When erect this shelter feels unstable, and it's not until the stakes and guy-lines are in use that the tent feels sturdy. Based on the fact that it relies on thin aluminum poles for its structure, we would not recommend keeping this shelter out in heavy wind, since it has quite a bit of surface area compared to its relatively thin poles.
With a similar design to most camping tents, the REI Screen House relies on six aluminum poles for its structure. The poles are external, which subjects them to potential damage or bending. However, this shelter does come with a splint in case one of the poles snaps. The fabric is ripstop nylon which is durable and blocks the sun as well as light rain.

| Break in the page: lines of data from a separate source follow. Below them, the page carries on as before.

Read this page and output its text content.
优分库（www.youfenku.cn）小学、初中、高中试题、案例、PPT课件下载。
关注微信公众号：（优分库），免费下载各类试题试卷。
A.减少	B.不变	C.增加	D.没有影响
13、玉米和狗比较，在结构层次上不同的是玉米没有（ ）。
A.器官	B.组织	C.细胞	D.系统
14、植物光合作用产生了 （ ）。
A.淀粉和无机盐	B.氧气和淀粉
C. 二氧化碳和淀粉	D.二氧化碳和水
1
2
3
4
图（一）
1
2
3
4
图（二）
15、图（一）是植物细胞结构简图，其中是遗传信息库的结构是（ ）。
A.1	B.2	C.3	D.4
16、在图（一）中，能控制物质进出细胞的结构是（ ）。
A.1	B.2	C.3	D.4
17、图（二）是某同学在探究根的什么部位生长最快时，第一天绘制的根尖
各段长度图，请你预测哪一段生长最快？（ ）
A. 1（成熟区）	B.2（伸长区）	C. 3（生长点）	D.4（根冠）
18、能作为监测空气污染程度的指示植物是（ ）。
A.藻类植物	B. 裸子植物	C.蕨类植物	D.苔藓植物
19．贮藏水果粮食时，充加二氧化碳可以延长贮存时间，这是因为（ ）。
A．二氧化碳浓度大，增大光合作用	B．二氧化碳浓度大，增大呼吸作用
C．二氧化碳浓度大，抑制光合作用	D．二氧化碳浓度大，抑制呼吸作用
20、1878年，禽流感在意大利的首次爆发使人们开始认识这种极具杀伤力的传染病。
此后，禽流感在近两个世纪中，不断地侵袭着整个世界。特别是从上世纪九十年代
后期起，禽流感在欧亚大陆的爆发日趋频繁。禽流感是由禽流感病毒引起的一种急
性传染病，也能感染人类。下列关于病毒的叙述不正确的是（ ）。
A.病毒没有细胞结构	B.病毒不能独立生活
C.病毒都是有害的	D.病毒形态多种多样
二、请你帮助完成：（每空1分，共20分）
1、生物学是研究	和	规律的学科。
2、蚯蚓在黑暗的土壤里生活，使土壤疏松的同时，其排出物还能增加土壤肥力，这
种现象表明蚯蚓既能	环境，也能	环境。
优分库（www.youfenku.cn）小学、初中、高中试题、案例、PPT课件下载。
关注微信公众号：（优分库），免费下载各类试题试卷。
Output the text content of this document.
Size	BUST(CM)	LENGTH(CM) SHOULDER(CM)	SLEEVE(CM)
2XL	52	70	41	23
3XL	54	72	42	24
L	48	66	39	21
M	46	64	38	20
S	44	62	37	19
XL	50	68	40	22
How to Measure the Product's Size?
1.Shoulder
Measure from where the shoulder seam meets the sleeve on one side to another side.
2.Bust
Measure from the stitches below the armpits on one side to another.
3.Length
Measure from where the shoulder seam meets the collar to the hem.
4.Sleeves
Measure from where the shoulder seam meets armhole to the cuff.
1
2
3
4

Under 11 lbs, this tent is much easier to transport than the Clam Quick Escape. Also due to the lightweight nature, the two hand straps on the bag are comfortable enough during transportation. This tent can be picked up and transported by just about anyone, and when packed, the tent is only 29 inches long, making it easy to store in limited space.
The Screen House is best used for families or groups of up to six people, proving shelter over picnic tables. This shelter will protect from bugs as well as light, wind, and rainy drizzle. Also, the lightweight and easy set-up make this a good tent for people of all experience levels.
This camping canopy will cost you $249, which is a considerable sum. If you're concerned about storage and weight, this may be the tent for you. However, for durability, longevity, and stability we would recommend the Clam Outdoors Quick Escape.
Made for car camping, this tent is lightweight, easy to set up, and protects against sun and bugs. It is easy to place over picnic tables and offers enough space to fit six people comfortably. Due to its lightweight and exterior aluminum poles, it doesn't feel very stable, and its fixed base is a potential tripping hazard. For increased durability and stability, at the cost of weight, we would recommend the Clam Quick Escape.